Jetzt bleiben die Füße trocken

Lange glich der Fußweg zum historischen Pumpenhaus am Itzenplitzer Weiher eher einem Trampelpfad – dazu noch einem sehr, sehr feuchten. Dem neuen Weg fehlt nur noch die Deckschicht.

Sichtlich stolz zeigte sich der Förderverein "Historische Grubenanlage Itzenplitz" beim Ortstermin am Pumpenhaus am Itenzplitzer Weiher. Rüdiger Zakrzewski und seine Vorstandskollegen hatten eingeladen, um der Öffentlichkeit den neu angelegten Uferweg zu präsentieren.

"Vor fünfeinhalb Jahren haben wir mit der Sanierung des Pumpenhauses begonnen", so Zakrzewski. Der Boden habe damals noch das Loch für die Pumpen gehabt, mit denen die Dampfmaschinen versorgt wurden. Außerdem sei das Dach "am Wegfliegen" gewesen. Seither hat sich viel getan. Das Dach ist neu, der Boden ohne Loch. Zu Beginn mit null Euro ausgestattet, habe der Verein durch verschiedene Aktionen und großes Engagement über 50 000 Euro an Spendengeldern einwerben und investieren können.

Der Verein sieht sich als begleitender Partner für den Erhalt der ehemaligen Grube Itzenplitz. Das Geld kommt zu 80 Prozent von der RAG-Stiftung. Jeweils zehn Prozent tragen Land und Gemeinde.

Ein wichtiger Schritt, so Zakrzewski, sei die Anlage eines neuen Weges zum Pumpenhaus gewesen. Dieser ist jetzt neu angelegt worden, um ihn trocken zu halten. Laut Architekt Detlef Hoffmann ist der Weg zwischen 1,60 und 2,10 Meter breit. Bei der Hangsicherung entlang des gut 250 Meter langen Weges haben sich die Planer für eine Gabionenwand entschieden. "Die musste wegen des Erddrucks relativ dick werden", so Hoffmann.
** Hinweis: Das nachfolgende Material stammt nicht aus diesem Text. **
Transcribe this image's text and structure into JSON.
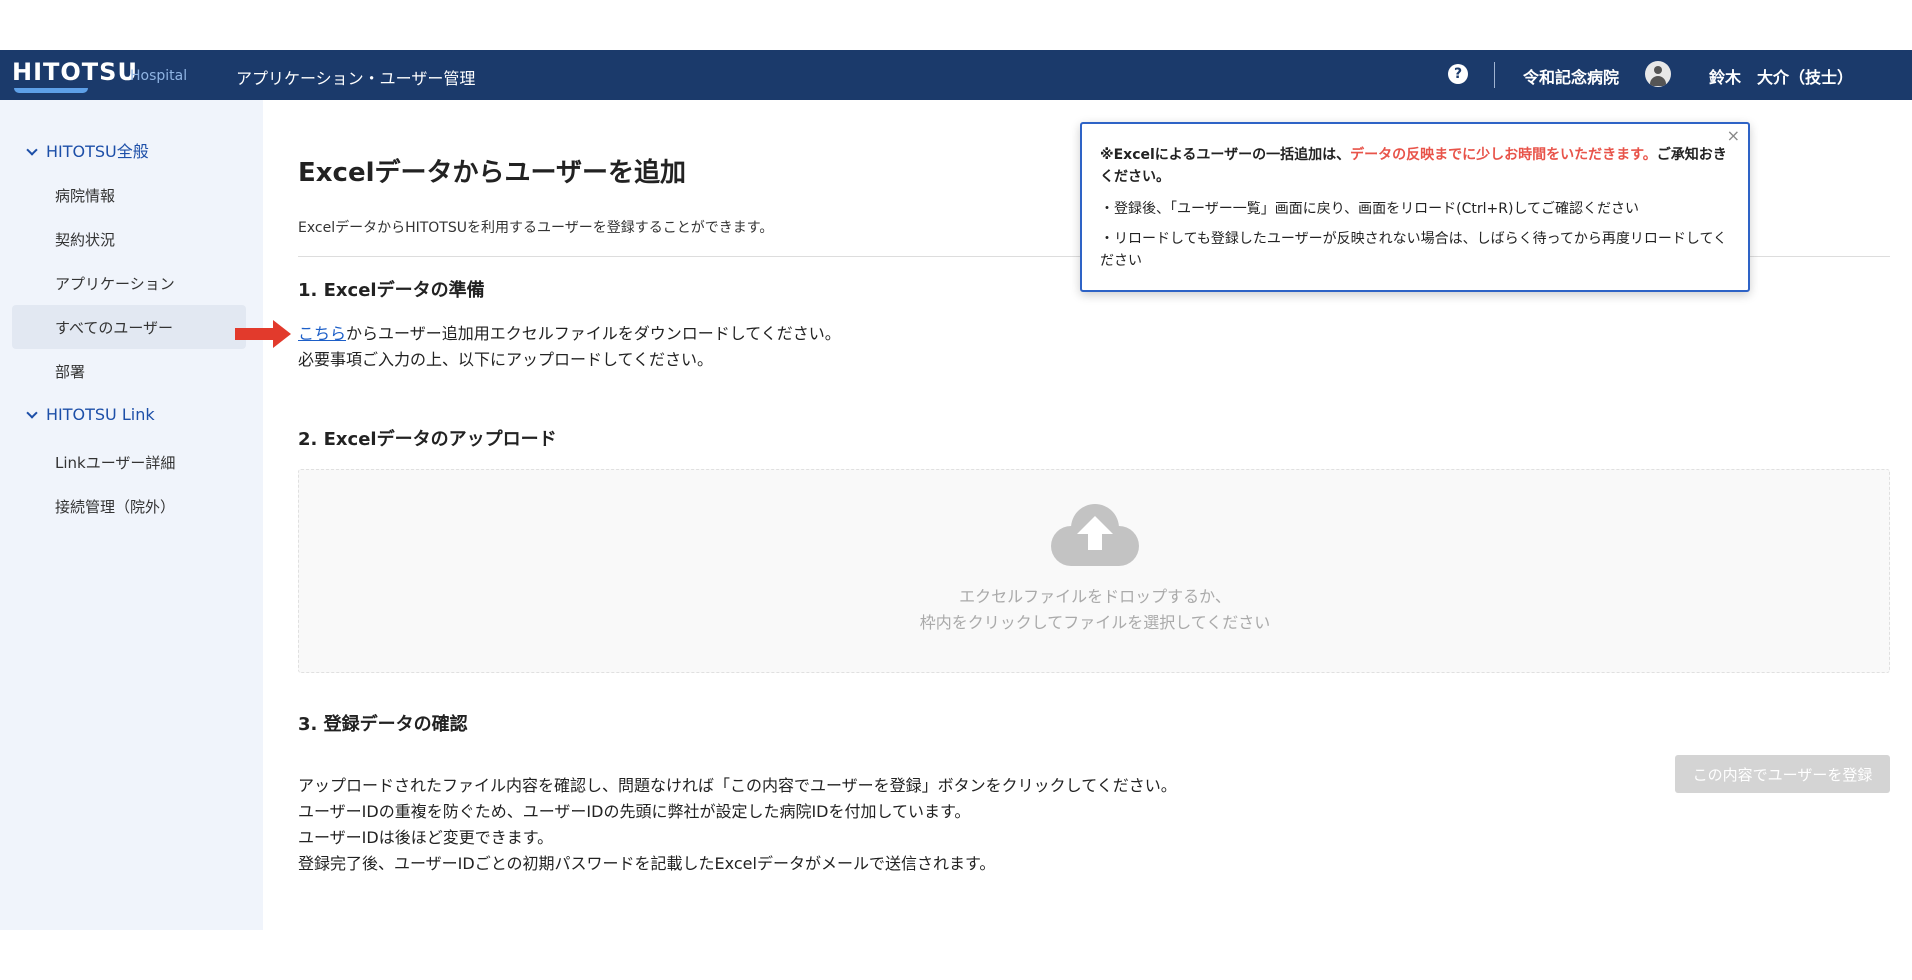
{
  "header": {
    "logo_main": "HITOTSU",
    "logo_sub": "Hospital",
    "title": "アプリケーション・ユーザー管理",
    "help_symbol": "?",
    "hospital": "令和記念病院",
    "user": "鈴木　大介（技士）"
  },
  "sidebar": {
    "section1": "HITOTSU全般",
    "items1": [
      "病院情報",
      "契約状況",
      "アプリケーション",
      "すべてのユーザー",
      "部署"
    ],
    "section2": "HITOTSU Link",
    "items2": [
      "Linkユーザー詳細",
      "接続管理（院外）"
    ]
  },
  "main": {
    "title": "Excelデータからユーザーを追加",
    "description": "ExcelデータからHITOTSUを利用するユーザーを登録することができます。",
    "step1": {
      "title": "1. Excelデータの準備",
      "link": "こちら",
      "line1_rest": "からユーザー追加用エクセルファイルをダウンロードしてください。",
      "line2": "必要事項ご入力の上、以下にアップロードしてください。"
    },
    "step2": {
      "title": "2. Excelデータのアップロード",
      "drop_line1": "エクセルファイルをドロップするか、",
      "drop_line2": "枠内をクリックしてファイルを選択してください"
    },
    "step3": {
      "title": "3. 登録データの確認",
      "lines": [
        "アップロードされたファイル内容を確認し、問題なければ「この内容でユーザーを登録」ボタンをクリックしてください。",
        "ユーザーIDの重複を防ぐため、ユーザーIDの先頭に弊社が設定した病院IDを付加しています。",
        "ユーザーIDは後ほど変更できます。",
        "登録完了後、ユーザーIDごとの初期パスワードを記載したExcelデータがメールで送信されます。"
      ],
      "button": "この内容でユーザーを登録"
    }
  },
  "toast": {
    "close": "×",
    "main_a": "※Excelによるユーザーの一括追加は、",
    "main_red": "データの反映までに少しお時間をいただきます。",
    "main_b": "ご承知おきください。",
    "line1": "・登録後、「ユーザー一覧」画面に戻り、画面をリロード(Ctrl+R)してご確認ください",
    "line2": "・リロードしても登録したユーザーが反映されない場合は、しばらく待ってから再度リロードしてください"
  },
  "colors": {
    "header_bg": "#1b3a6b",
    "sidebar_bg": "#f0f4fb",
    "accent": "#1d4fa8",
    "alert_red": "#e8544a",
    "arrow_red": "#e23a2c"
  }
}
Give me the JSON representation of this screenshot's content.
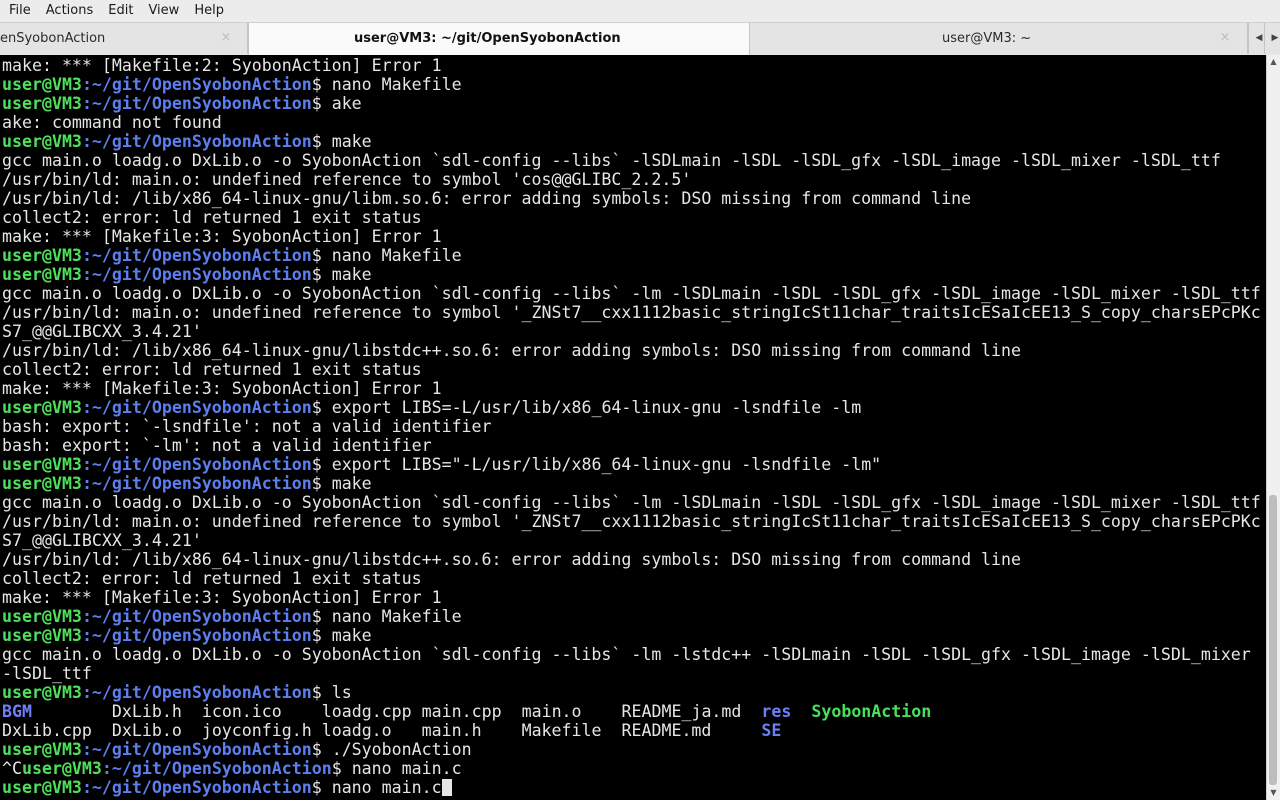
{
  "menu": {
    "file": "File",
    "actions": "Actions",
    "edit": "Edit",
    "view": "View",
    "help": "Help"
  },
  "tabs": [
    {
      "label": "enSyobonAction",
      "close": "×"
    },
    {
      "label": "user@VM3: ~/git/OpenSyobonAction",
      "close": "×"
    },
    {
      "label": "user@VM3: ~",
      "close": "×"
    }
  ],
  "tab_scroll": {
    "left": "◀",
    "right": "▶"
  },
  "prompt": {
    "user": "user@VM3",
    "path": ":~/git/OpenSyobonAction",
    "symbol": "$ "
  },
  "terminal": {
    "lines": [
      {
        "type": "out",
        "text": "make: *** [Makefile:2: SyobonAction] Error 1"
      },
      {
        "type": "cmd",
        "text": "nano Makefile"
      },
      {
        "type": "cmd",
        "text": "ake"
      },
      {
        "type": "out",
        "text": "ake: command not found"
      },
      {
        "type": "cmd",
        "text": "make"
      },
      {
        "type": "out",
        "text": "gcc main.o loadg.o DxLib.o -o SyobonAction `sdl-config --libs` -lSDLmain -lSDL -lSDL_gfx -lSDL_image -lSDL_mixer -lSDL_ttf"
      },
      {
        "type": "out",
        "text": "/usr/bin/ld: main.o: undefined reference to symbol 'cos@@GLIBC_2.2.5'"
      },
      {
        "type": "out",
        "text": "/usr/bin/ld: /lib/x86_64-linux-gnu/libm.so.6: error adding symbols: DSO missing from command line"
      },
      {
        "type": "out",
        "text": "collect2: error: ld returned 1 exit status"
      },
      {
        "type": "out",
        "text": "make: *** [Makefile:3: SyobonAction] Error 1"
      },
      {
        "type": "cmd",
        "text": "nano Makefile"
      },
      {
        "type": "cmd",
        "text": "make"
      },
      {
        "type": "out",
        "text": "gcc main.o loadg.o DxLib.o -o SyobonAction `sdl-config --libs` -lm -lSDLmain -lSDL -lSDL_gfx -lSDL_image -lSDL_mixer -lSDL_ttf"
      },
      {
        "type": "out",
        "text": "/usr/bin/ld: main.o: undefined reference to symbol '_ZNSt7__cxx1112basic_stringIcSt11char_traitsIcESaIcEE13_S_copy_charsEPcPKc"
      },
      {
        "type": "out",
        "text": "S7_@@GLIBCXX_3.4.21'"
      },
      {
        "type": "out",
        "text": "/usr/bin/ld: /lib/x86_64-linux-gnu/libstdc++.so.6: error adding symbols: DSO missing from command line"
      },
      {
        "type": "out",
        "text": "collect2: error: ld returned 1 exit status"
      },
      {
        "type": "out",
        "text": "make: *** [Makefile:3: SyobonAction] Error 1"
      },
      {
        "type": "cmd",
        "text": "export LIBS=-L/usr/lib/x86_64-linux-gnu -lsndfile -lm"
      },
      {
        "type": "out",
        "text": "bash: export: `-lsndfile': not a valid identifier"
      },
      {
        "type": "out",
        "text": "bash: export: `-lm': not a valid identifier"
      },
      {
        "type": "cmd",
        "text": "export LIBS=\"-L/usr/lib/x86_64-linux-gnu -lsndfile -lm\""
      },
      {
        "type": "cmd",
        "text": "make"
      },
      {
        "type": "out",
        "text": "gcc main.o loadg.o DxLib.o -o SyobonAction `sdl-config --libs` -lm -lSDLmain -lSDL -lSDL_gfx -lSDL_image -lSDL_mixer -lSDL_ttf"
      },
      {
        "type": "out",
        "text": "/usr/bin/ld: main.o: undefined reference to symbol '_ZNSt7__cxx1112basic_stringIcSt11char_traitsIcESaIcEE13_S_copy_charsEPcPKc"
      },
      {
        "type": "out",
        "text": "S7_@@GLIBCXX_3.4.21'"
      },
      {
        "type": "out",
        "text": "/usr/bin/ld: /lib/x86_64-linux-gnu/libstdc++.so.6: error adding symbols: DSO missing from command line"
      },
      {
        "type": "out",
        "text": "collect2: error: ld returned 1 exit status"
      },
      {
        "type": "out",
        "text": "make: *** [Makefile:3: SyobonAction] Error 1"
      },
      {
        "type": "cmd",
        "text": "nano Makefile"
      },
      {
        "type": "cmd",
        "text": "make"
      },
      {
        "type": "out",
        "text": "gcc main.o loadg.o DxLib.o -o SyobonAction `sdl-config --libs` -lm -lstdc++ -lSDLmain -lSDL -lSDL_gfx -lSDL_image -lSDL_mixer"
      },
      {
        "type": "out",
        "text": "-lSDL_ttf"
      },
      {
        "type": "cmd",
        "text": "ls"
      },
      {
        "type": "ls",
        "entries": [
          {
            "name": "BGM",
            "kind": "dir",
            "pad": 11
          },
          {
            "name": "DxLib.h",
            "kind": "file",
            "pad": 9
          },
          {
            "name": "icon.ico",
            "kind": "file",
            "pad": 12
          },
          {
            "name": "loadg.cpp",
            "kind": "file",
            "pad": 10
          },
          {
            "name": "main.cpp",
            "kind": "file",
            "pad": 10
          },
          {
            "name": "main.o",
            "kind": "file",
            "pad": 10
          },
          {
            "name": "README_ja.md",
            "kind": "file",
            "pad": 14
          },
          {
            "name": "res",
            "kind": "dir",
            "pad": 5
          },
          {
            "name": "SyobonAction",
            "kind": "exe",
            "pad": 0
          }
        ]
      },
      {
        "type": "ls",
        "entries": [
          {
            "name": "DxLib.cpp",
            "kind": "file",
            "pad": 11
          },
          {
            "name": "DxLib.o",
            "kind": "file",
            "pad": 9
          },
          {
            "name": "joyconfig.h",
            "kind": "file",
            "pad": 12
          },
          {
            "name": "loadg.o",
            "kind": "file",
            "pad": 10
          },
          {
            "name": "main.h",
            "kind": "file",
            "pad": 10
          },
          {
            "name": "Makefile",
            "kind": "file",
            "pad": 10
          },
          {
            "name": "README.md",
            "kind": "file",
            "pad": 14
          },
          {
            "name": "SE",
            "kind": "dir",
            "pad": 0
          }
        ]
      },
      {
        "type": "cmd",
        "text": "./SyobonAction"
      },
      {
        "type": "cmd",
        "prefix": "^C",
        "text": "nano main.c"
      },
      {
        "type": "cmd",
        "text": "nano main.c",
        "cursor": true
      }
    ]
  }
}
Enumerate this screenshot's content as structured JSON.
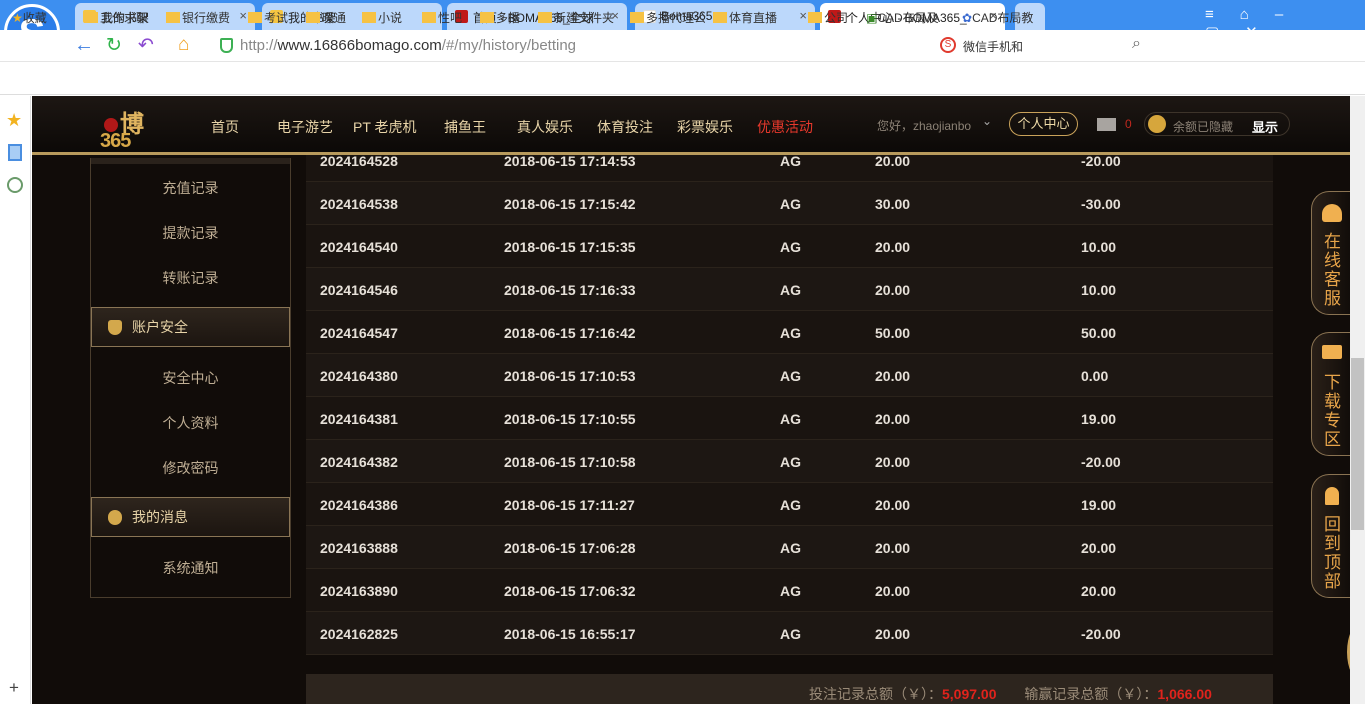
{
  "browser": {
    "tabs": [
      {
        "label": "我的书架"
      },
      {
        "label": "我的书架"
      },
      {
        "label": "首页 - BOMA365_全球"
      },
      {
        "label": "Boma365"
      },
      {
        "label": "个人中心 - BOMA365_"
      }
    ],
    "url_prefix": "http://",
    "url_host": "www.16866bomago.com",
    "url_path": "/#/my/history/betting",
    "search_text": "微信手机和",
    "bookmarks": [
      "收藏",
      "工作求职",
      "银行缴费",
      "考试",
      "暖通",
      "小说",
      "性吧",
      "多播",
      "新建文件夹",
      "多播代理公",
      "体育直播",
      "公司",
      "CAD布局及",
      "CAD布局教"
    ]
  },
  "site": {
    "nav": [
      "首页",
      "电子游艺",
      "PT 老虎机",
      "捕鱼王",
      "真人娱乐",
      "体育投注",
      "彩票娱乐",
      "优惠活动"
    ],
    "greeting": "您好，zhaojianbo",
    "center_btn": "个人中心",
    "mail_count": "0",
    "balance_hidden": "余额已隐藏",
    "show_btn": "显示",
    "sidebar": {
      "items_a": [
        "充值记录",
        "提款记录",
        "转账记录"
      ],
      "head_security": "账户安全",
      "items_b": [
        "安全中心",
        "个人资料",
        "修改密码"
      ],
      "head_msg": "我的消息",
      "items_c": [
        "系统通知"
      ]
    },
    "rows": [
      [
        "2024164528",
        "2018-06-15 17:14:53",
        "AG",
        "20.00",
        "-20.00"
      ],
      [
        "2024164538",
        "2018-06-15 17:15:42",
        "AG",
        "30.00",
        "-30.00"
      ],
      [
        "2024164540",
        "2018-06-15 17:15:35",
        "AG",
        "20.00",
        "10.00"
      ],
      [
        "2024164546",
        "2018-06-15 17:16:33",
        "AG",
        "20.00",
        "10.00"
      ],
      [
        "2024164547",
        "2018-06-15 17:16:42",
        "AG",
        "50.00",
        "50.00"
      ],
      [
        "2024164380",
        "2018-06-15 17:10:53",
        "AG",
        "20.00",
        "0.00"
      ],
      [
        "2024164381",
        "2018-06-15 17:10:55",
        "AG",
        "20.00",
        "19.00"
      ],
      [
        "2024164382",
        "2018-06-15 17:10:58",
        "AG",
        "20.00",
        "-20.00"
      ],
      [
        "2024164386",
        "2018-06-15 17:11:27",
        "AG",
        "20.00",
        "19.00"
      ],
      [
        "2024163888",
        "2018-06-15 17:06:28",
        "AG",
        "20.00",
        "20.00"
      ],
      [
        "2024163890",
        "2018-06-15 17:06:32",
        "AG",
        "20.00",
        "20.00"
      ],
      [
        "2024162825",
        "2018-06-15 16:55:17",
        "AG",
        "20.00",
        "-20.00"
      ]
    ],
    "footer": {
      "bet_label": "投注记录总额（￥）：",
      "bet_total": "5,097.00",
      "win_label": "输赢记录总额（￥）：",
      "win_total": "1,066.00"
    },
    "float": [
      "在线客服",
      "下载专区",
      "回到顶部"
    ]
  }
}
Laut Bauamtsleiter Hubert Dürk hätte es nur zwei Alternativen gegeben: eine Betonwand oder so genannte L-Steine aus Beton. "Für L-Steine hätte sehr viel mehr Erdaushub bewegt werden müssen und eine Betonfläche hätte einfach nicht ins Bild gepasst", so Dürk.

An der jetzigen Version hatte es laut Architekt Hoffmann anfänglich Kritik gegeben, was die Breite des Weges und die Höhe der im Mittel etwa 1,10 Meter messenden und recht massiv wirkenden Gabionen-Wand anbelangte. Jetzt, da diese hinterfüllt sei, sehe die Sache aber schon ganz anders aus, so die einhellige Meinung.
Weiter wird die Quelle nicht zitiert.